Cronaca

Pedofilia, la valle buia del peccato

images[1]Catalogata tra le parafilie, la pedofilia ha origini antiche. Il termine pedofilia (dal greco pais che significa fanciullo e philìa amore) significa letteralmente amare i fanciulli, provare una particolare attrazione verso i bambini adolescenti a prescindere dal loro sesso ma potrebbe anche significare predisposizione naturale dell’adulto verso il fanciullo o intendersi come forma educativa o pedagogica. Già nell’epoca classica , ad Atene, ma anche antecedentemente a Sparta, erano frequenti le relazioni sessuali tra adulti maschi e adolescenti che maturavano all’interno di rapporti di crescita spirituale, attraverso i quali l’adulto trasmetteva all’adolescente le virtù del cittadino. A questo tempo, più che di pedofilia, si parlava di pederastia, intendendosi con tale termine una relazione sessuale tra un adulto e un minore in età compresa tra i dodici e i diciotto anni. L’amore per gli adolescenti costituiva, nell’antica Grecia, una prassi consentita dalla legge la quale però, allo stesso tempo, vietava severamente i rapporti sessuali con bambini al di sotto dei dodici anni. Alla base della pederastia viene posto il principio dell’istruire, che consiste nel plasmare e guidare l’allievo alla scoperta dell’eros che si concreta in una forma di amore psichico e spirituale dell’adulto verso il discepolo.

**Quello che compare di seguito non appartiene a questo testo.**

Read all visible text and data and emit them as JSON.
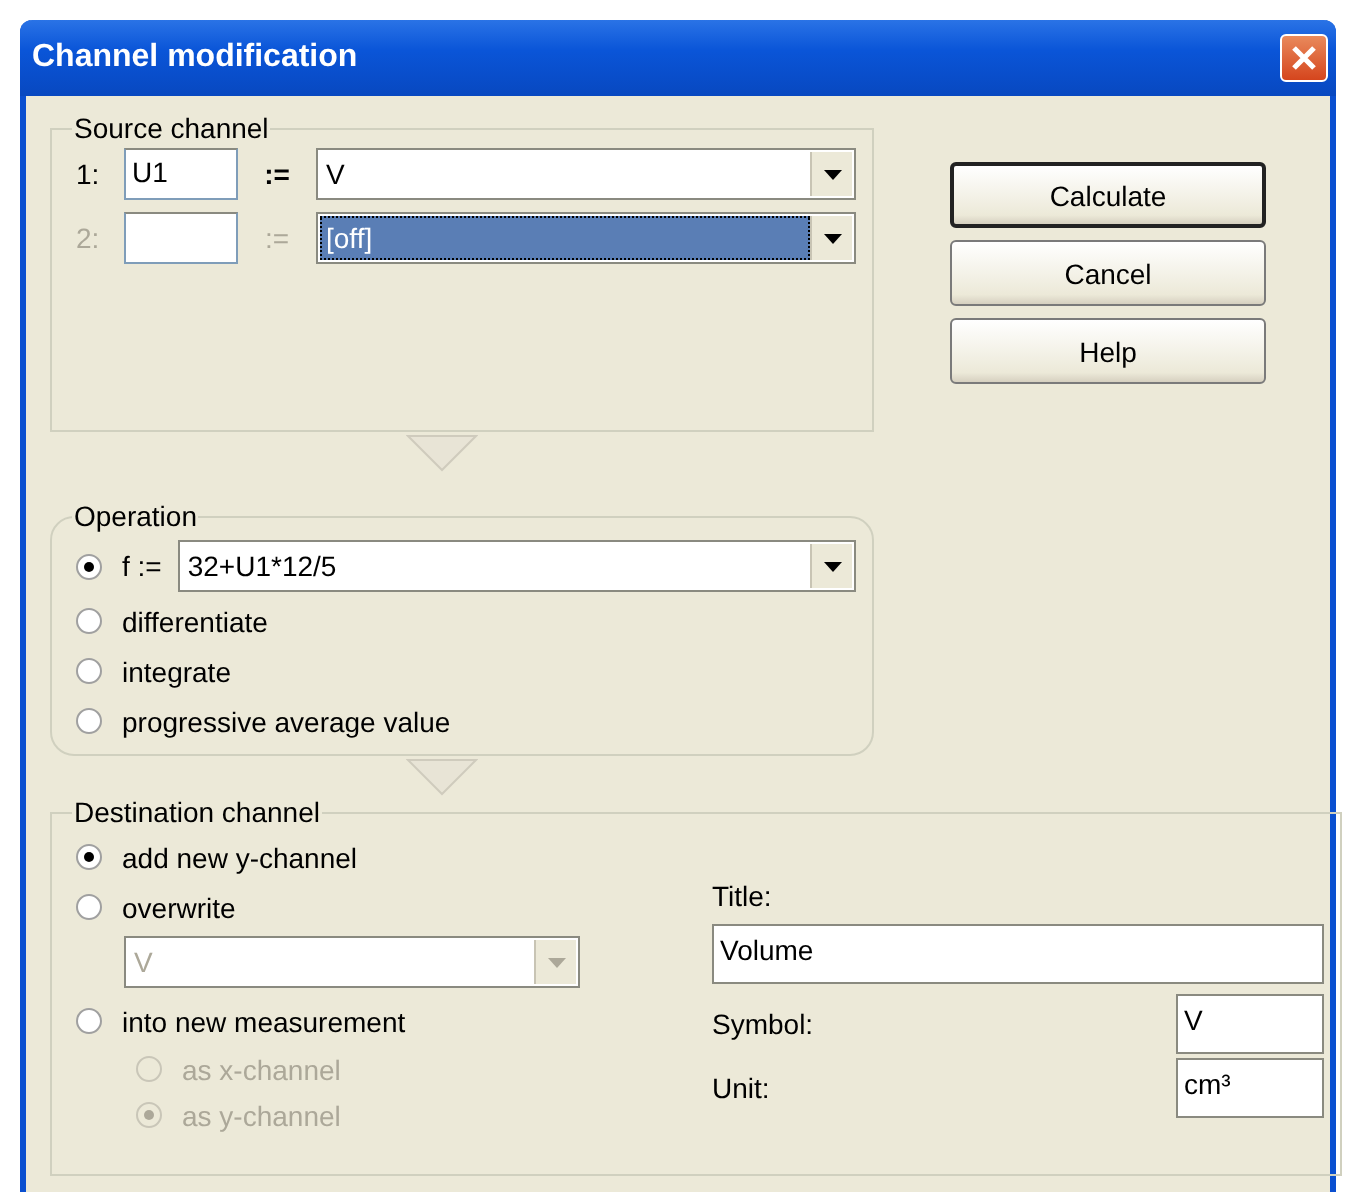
{
  "window": {
    "title": "Channel modification"
  },
  "source_channel": {
    "label": "Source channel",
    "rows": [
      {
        "index": "1:",
        "name": "U1",
        "assign": ":=",
        "value": "V",
        "disabled": false,
        "highlighted": false
      },
      {
        "index": "2:",
        "assign": ":=",
        "value": "[off]",
        "disabled": true,
        "highlighted": true
      }
    ]
  },
  "buttons": [
    {
      "label": "Calculate",
      "default": true
    },
    {
      "label": "Cancel",
      "default": false
    },
    {
      "label": "Help",
      "default": false
    }
  ],
  "operation": {
    "label": "Operation",
    "options": [
      {
        "kind": "formula",
        "label": "f :=",
        "value": "32+U1*12/5",
        "selected": true
      },
      {
        "kind": "plain",
        "label": "differentiate",
        "selected": false
      },
      {
        "kind": "plain",
        "label": "integrate",
        "selected": false
      },
      {
        "kind": "plain",
        "label": "progressive average value",
        "selected": false
      }
    ]
  },
  "destination": {
    "label": "Destination channel",
    "options": [
      {
        "kind": "plain",
        "label": "add new y-channel",
        "selected": true
      },
      {
        "kind": "target",
        "label": "overwrite",
        "selected": false,
        "target": {
          "value": "V",
          "disabled": true
        }
      },
      {
        "kind": "sub",
        "label": "into new measurement",
        "selected": false,
        "sub_options": [
          {
            "label": "as x-channel",
            "selected": false,
            "disabled": true
          },
          {
            "label": "as y-channel",
            "selected": true,
            "disabled": true
          }
        ]
      }
    ],
    "title": {
      "label": "Title:",
      "value": "Volume"
    },
    "symbol": {
      "label": "Symbol:",
      "value": "V"
    },
    "unit": {
      "label": "Unit:",
      "value": "cm³"
    }
  }
}
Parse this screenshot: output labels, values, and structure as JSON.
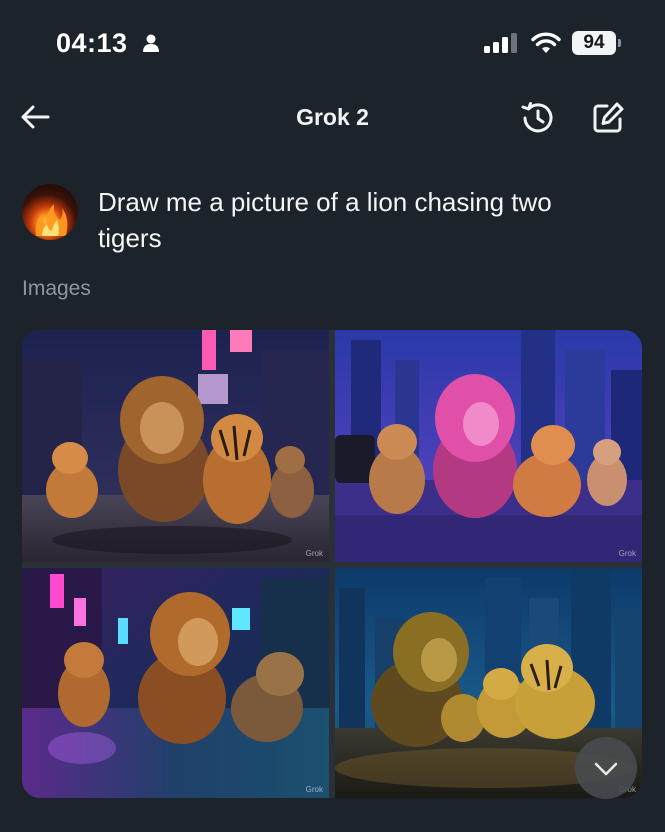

Pertanto la pederastia viene considerata lecita e riconosciuta come forma pedagogico- educativa, a differenza della concezione della pedofilia intesa, invece, come relazione sessuale con bambini al di sotto dei dodici anni, illegale e socialmente riprovevole. Si trattava di un modo riconosciuto di formazione delle élite sociali, che traduceva la relazione maestro-allievo. I vocaboli indicanti l’uomo e il ragazzo potevano variare da una città all’altra: per esempio erastes (“amante”) e eromenos (“amato”) ad Atene, eispnelas (“ispiratore”) e aites (“auditore”) a Sparta Per quanto attiene le bambini in particolare a Sparta, Lesbo e Mitilene, ma anche in altre zone della Grecia, donne adulte usavano avere delle amanti tra le adolescenti ed era costume diffuso quello di unirsi alle ragazze prima del matrimonio , nello stesso modo in cui questi riti venivano fatti con i ragazzi da parte di adulti maschi. Le numerose fonti storiche dell’epoca testimoniano che tali pratiche erano fortemente contraddistinte dal loro valore pedagogico e culturale, ma venivano temute come possibili forme di sopraffazione e di abuso in danno di adolescenti. La possibilità di muoversi nella rete, poi, ha moltiplicato gli spazi d’espressione della pedofilia, proteggendo l’anonimato e favorendo scambi tra i pedofili di diversi ambienti e paesi.

Per questa via i pedofili tentano anche di raggiungere i bambini direttamente, di ottenere fotografie e indirizzi e far pervenire loro materiale pornografico allo scopo di allettarli, conquistarli e indurli alla pedofilia. Su Internet, in siti da loro istituiti, molti pedofili sostengono fortemente il loro diritto a poter liberamente manifestare la propria diversità, sempre con l’esplicita assicurazione della negazione della violenza. Sono così comparsi, in questi ultimi anni, documenti più o meno ufficiali da cui emergono forti conflitti interni e manifeste contraddizioni tra i diversi punti di vista. Da un lato, ci sono coloro che rappresentano il bambino come creatura da amare e proteggere, dall’altro quelli che invece lo identificano come soggetto di desideri e istinti sessuali da esprimere liberamente Ad oggi, la pedofilia è un reato punito dal codice penale, certo il progetto in tema di abusi sessuali è ancora in itinere al fine di perfezionare sia la fattispecie di reato, sia le pene da applicare sulla base della maggiore o minore offensività dell’atto che ad esso viene impresso.
Ma esiste davvero il confine tra normalità e perversione?

Anche a me, come a Freud, piace usare con cautela il termine normale. Immagino che noi tutti associamo al concetto di normalità quello di aspettativa, allora è chiaro che finiamo per essere tutti folli agli occhi degli altri. Ogni società produce follie diverse e il codice si plasma insieme alla mente umana. Psicologia e diritto viaggiano di pari passo, occorre, però, un quid pluris, che nessuno insegna: la sensibilità, quella che permette di entrare nella valle buia del peccato senza inciampare.